As the wireless industry aims to work together to exploit data initiatives and conserve cash through network sharing, it continues to play hard ball whenever it has the chance.
The competition is the enemy, after all. It must be frustrating to “work” with them. And yet, against the backdrop of myriad partnerships that haven’t worked out (at one time, Nortel and Motorola tried to sell each other’s products) some cooperation is taking place. That’s how standards get built.
But as competition becomes more intense, cooperation may get pushed aside.
Witness these RCR Wireless News stories: T-Mobile USA sent an urgent letter to its New York dealers telling them that if they choose to sell Cingular services and handsets in their stores, they will lose their T-Mobile business. (It must be hell to be a dealer in New York.) Never mind that the two carriers share the same network. Never mind that the two companies have been linked as potential future mates. (I guess that’s not going so well.) The venom is showing. LNP is coming. Carriers are going to be more aggressive in getting customers under their belts-and keeping existing customers-before Nov. 24.
Likewise, Nextel and Verizon are battling nearly every angle of press-to-talk service. Verizon has accused Nextel of spying on its upcoming PTT service and now is arguing Nextel’s claim to the trademark PTT. (By the way, I called that one last week.)
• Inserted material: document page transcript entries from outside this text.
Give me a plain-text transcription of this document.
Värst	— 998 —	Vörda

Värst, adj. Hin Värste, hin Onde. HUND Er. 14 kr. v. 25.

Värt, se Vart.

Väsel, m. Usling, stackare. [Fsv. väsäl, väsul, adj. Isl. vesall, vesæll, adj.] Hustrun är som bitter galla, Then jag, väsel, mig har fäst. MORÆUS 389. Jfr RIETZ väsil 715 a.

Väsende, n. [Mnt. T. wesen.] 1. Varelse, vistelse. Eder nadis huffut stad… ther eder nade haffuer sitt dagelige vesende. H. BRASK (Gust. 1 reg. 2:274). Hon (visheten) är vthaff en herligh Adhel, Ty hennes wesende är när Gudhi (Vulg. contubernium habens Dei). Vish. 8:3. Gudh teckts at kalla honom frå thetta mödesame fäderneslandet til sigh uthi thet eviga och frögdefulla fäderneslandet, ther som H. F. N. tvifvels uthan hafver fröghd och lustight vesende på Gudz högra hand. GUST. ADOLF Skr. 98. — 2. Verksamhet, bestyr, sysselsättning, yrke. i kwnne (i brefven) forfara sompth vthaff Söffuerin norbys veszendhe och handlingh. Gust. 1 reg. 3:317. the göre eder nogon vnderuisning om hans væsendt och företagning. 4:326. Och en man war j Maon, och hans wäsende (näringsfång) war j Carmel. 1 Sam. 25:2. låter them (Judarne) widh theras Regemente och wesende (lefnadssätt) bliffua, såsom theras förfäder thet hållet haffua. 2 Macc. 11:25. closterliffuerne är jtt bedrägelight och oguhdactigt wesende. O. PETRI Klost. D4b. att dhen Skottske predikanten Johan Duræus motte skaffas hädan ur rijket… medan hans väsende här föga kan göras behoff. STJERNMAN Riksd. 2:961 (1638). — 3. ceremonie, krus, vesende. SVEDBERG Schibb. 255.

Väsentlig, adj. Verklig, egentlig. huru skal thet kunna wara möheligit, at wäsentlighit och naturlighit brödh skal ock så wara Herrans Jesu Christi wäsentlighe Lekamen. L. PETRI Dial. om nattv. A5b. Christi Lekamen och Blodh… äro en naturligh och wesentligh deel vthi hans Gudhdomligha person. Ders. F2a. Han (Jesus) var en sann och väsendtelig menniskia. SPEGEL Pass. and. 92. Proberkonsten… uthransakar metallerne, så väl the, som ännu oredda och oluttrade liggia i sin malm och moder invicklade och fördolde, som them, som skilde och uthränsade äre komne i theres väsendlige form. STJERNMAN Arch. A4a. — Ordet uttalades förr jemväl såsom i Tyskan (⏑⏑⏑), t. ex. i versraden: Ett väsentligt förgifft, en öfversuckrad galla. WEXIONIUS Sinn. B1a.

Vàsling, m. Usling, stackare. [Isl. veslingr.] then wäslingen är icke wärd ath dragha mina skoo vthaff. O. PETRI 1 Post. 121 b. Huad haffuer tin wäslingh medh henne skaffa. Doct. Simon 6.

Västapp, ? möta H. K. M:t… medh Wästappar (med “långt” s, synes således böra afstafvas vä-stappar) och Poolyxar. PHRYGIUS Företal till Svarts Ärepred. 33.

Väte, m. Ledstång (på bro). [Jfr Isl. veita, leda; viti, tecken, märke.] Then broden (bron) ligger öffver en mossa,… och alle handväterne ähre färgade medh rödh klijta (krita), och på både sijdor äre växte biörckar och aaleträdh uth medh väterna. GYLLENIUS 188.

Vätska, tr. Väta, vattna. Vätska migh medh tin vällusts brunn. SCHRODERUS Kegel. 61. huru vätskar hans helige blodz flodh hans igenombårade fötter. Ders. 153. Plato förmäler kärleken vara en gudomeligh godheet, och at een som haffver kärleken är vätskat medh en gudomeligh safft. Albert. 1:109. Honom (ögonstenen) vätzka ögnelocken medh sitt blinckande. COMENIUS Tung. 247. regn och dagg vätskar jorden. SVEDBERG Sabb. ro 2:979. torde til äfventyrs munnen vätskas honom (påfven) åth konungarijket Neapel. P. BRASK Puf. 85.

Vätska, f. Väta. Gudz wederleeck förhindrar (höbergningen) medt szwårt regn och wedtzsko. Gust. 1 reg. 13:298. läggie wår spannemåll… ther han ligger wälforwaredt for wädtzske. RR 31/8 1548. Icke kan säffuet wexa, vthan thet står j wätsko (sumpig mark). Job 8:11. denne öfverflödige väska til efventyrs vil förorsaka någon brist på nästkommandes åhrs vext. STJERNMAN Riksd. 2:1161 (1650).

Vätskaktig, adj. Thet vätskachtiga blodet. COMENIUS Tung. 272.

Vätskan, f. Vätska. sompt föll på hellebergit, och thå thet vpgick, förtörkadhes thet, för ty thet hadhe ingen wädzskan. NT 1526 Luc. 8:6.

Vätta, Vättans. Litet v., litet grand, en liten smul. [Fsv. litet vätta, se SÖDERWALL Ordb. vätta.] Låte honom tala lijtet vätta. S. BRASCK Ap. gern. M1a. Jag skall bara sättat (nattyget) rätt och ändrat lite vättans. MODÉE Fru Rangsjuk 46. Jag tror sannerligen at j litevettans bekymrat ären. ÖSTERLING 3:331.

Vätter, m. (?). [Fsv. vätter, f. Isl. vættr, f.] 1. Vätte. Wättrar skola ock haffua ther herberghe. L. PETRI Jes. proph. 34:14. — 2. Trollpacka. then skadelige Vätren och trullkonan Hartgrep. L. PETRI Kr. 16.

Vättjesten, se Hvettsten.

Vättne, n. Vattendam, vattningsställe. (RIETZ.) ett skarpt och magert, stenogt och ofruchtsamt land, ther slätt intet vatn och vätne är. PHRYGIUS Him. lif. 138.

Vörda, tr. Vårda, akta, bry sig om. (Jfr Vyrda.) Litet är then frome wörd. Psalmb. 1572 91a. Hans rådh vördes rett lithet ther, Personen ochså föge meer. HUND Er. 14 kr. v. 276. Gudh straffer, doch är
The nastiness between Sprint PCS and its affiliates was bound to turn ugly as soon as the market stopped its fast-track growth because Sprint PCS has the licenses, but the affiliates run the network.
On the handset front, Nokia and InterDigital are disputing intellectual property royalties for GSM-based technology. InterDigital is basing its proposed royalty fees to Nokia on the fees it charges Ericsson. Nokia disagrees.
Perhaps the most interesting battle during the past week has to do with Congress’ plans to reverse the Federal Communications Commission’s move to allow media companies to own more properties in a single market. The timing of the battle is curious because the week started out with rumors that FCC Chairman Powell was planning to leave the agency soon. Powell (and his boss, President Bush) supported loosening media ownership rules. Powell already saw the rug pulled out from under him a few months ago when FCC Commissioner Kevin Martin voted against him on what was known as the Triennial Review, which dealt with landline competition between Bell companies and alternative telecom carriers. Now his other big deregulatory initiative is falling apart before his eyes. Whether it sways him to leave the agency remains to be seen.